The biggest takeaway is that on-site energy generation isn’t one solution—it’s a combination of energy sources.

“We approach the challenge with a mix of energy sources—it’s a microgrid,” she said. “With charging for most of the fleet operators, charging activity typically happens in the evening and nighttime hours when the vehicle’s not being used for revenue. Solar is produced in the middle of the day so for vehicle charging purposes you need to pair solar with some kind of storage in order to shift the timing when you can use those solar electrons.”

That brings us to on-site energy storage.

Clearly, generator energy storage is pretty straightforward. You have a natural gas source or hydrogen fuel source probably in the form of a tank. You fuel your generator, start it up and produce energy you can use immediately.

Solar energy storage isn’t as cut and dry.

Solar energy generation necessitates on-site battery storage. You’re harvesting the sun’s rays during the day when your trucks are out and about and then storing it for later usage.

It’s a lot, and service providers understand the frustration.
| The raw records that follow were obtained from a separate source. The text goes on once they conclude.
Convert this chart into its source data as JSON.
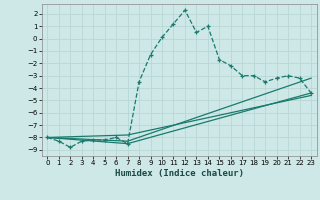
{
  "xlabel": "Humidex (Indice chaleur)",
  "bg_color": "#cde8e6",
  "grid_color": "#b8d8d5",
  "line_color": "#1a7a6e",
  "xlim": [
    -0.5,
    23.5
  ],
  "ylim": [
    -9.5,
    2.8
  ],
  "yticks": [
    2,
    1,
    0,
    -1,
    -2,
    -3,
    -4,
    -5,
    -6,
    -7,
    -8,
    -9
  ],
  "xticks": [
    0,
    1,
    2,
    3,
    4,
    5,
    6,
    7,
    8,
    9,
    10,
    11,
    12,
    13,
    14,
    15,
    16,
    17,
    18,
    19,
    20,
    21,
    22,
    23
  ],
  "series1_x": [
    0,
    1,
    2,
    3,
    4,
    5,
    6,
    7,
    8,
    9,
    10,
    11,
    12,
    13,
    14,
    15,
    16,
    17,
    18,
    19,
    20,
    21,
    22,
    23
  ],
  "series1_y": [
    -8.0,
    -8.3,
    -8.8,
    -8.3,
    -8.2,
    -8.2,
    -8.0,
    -8.5,
    -3.5,
    -1.3,
    0.1,
    1.2,
    2.3,
    0.5,
    1.0,
    -1.7,
    -2.2,
    -3.0,
    -3.0,
    -3.5,
    -3.2,
    -3.0,
    -3.2,
    -4.4
  ],
  "series2_x": [
    0,
    7,
    23
  ],
  "series2_y": [
    -8.0,
    -8.5,
    -4.4
  ],
  "series3_x": [
    0,
    7,
    23
  ],
  "series3_y": [
    -8.0,
    -8.3,
    -3.2
  ],
  "series4_x": [
    0,
    7,
    23
  ],
  "series4_y": [
    -8.0,
    -7.8,
    -4.6
  ]
}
For AlphaStruxure’s part, Geneau recognized that there isn’t a plug-and-play solution. Each on-site energy build is different because each fleet has different operating conditions and energy demands that need to be met. The key is to start talking about your fleet’s challenges.

“Think about parking canopy solar versus rooftop solar versus ground mount solar; the three different kinds of photovoltaic solar panels that have different efficiencies and use different amounts of spaces to produce the same number of electrons. It just gets so complicated,” she said. “When I talk to fleet owners, that is one of the frustrations: this isn’t simple. This isn’t put in a gas pump, and it isn’t just about the vehicle.”

She explained that the solar solutions in AlphaStruxure’s electric bus depot project for Montgomery County will also generate energy to power its facility, in addition to bus charging.

“When you start thinking about producing your own electricity on site, why wouldn’t you also take power to your buildings?” she asked rhetorically. “As soon as that light bulb goes off, then we go to a different part of the conversation, which has two aspects. One, you need a broader number of stakeholders at the customer to be engaged, because it’s about more than just the fleet manager. And two, you start to really dig into the decarbonization of the whole operation, as opposed to this isn’t just about vehicles anymore.”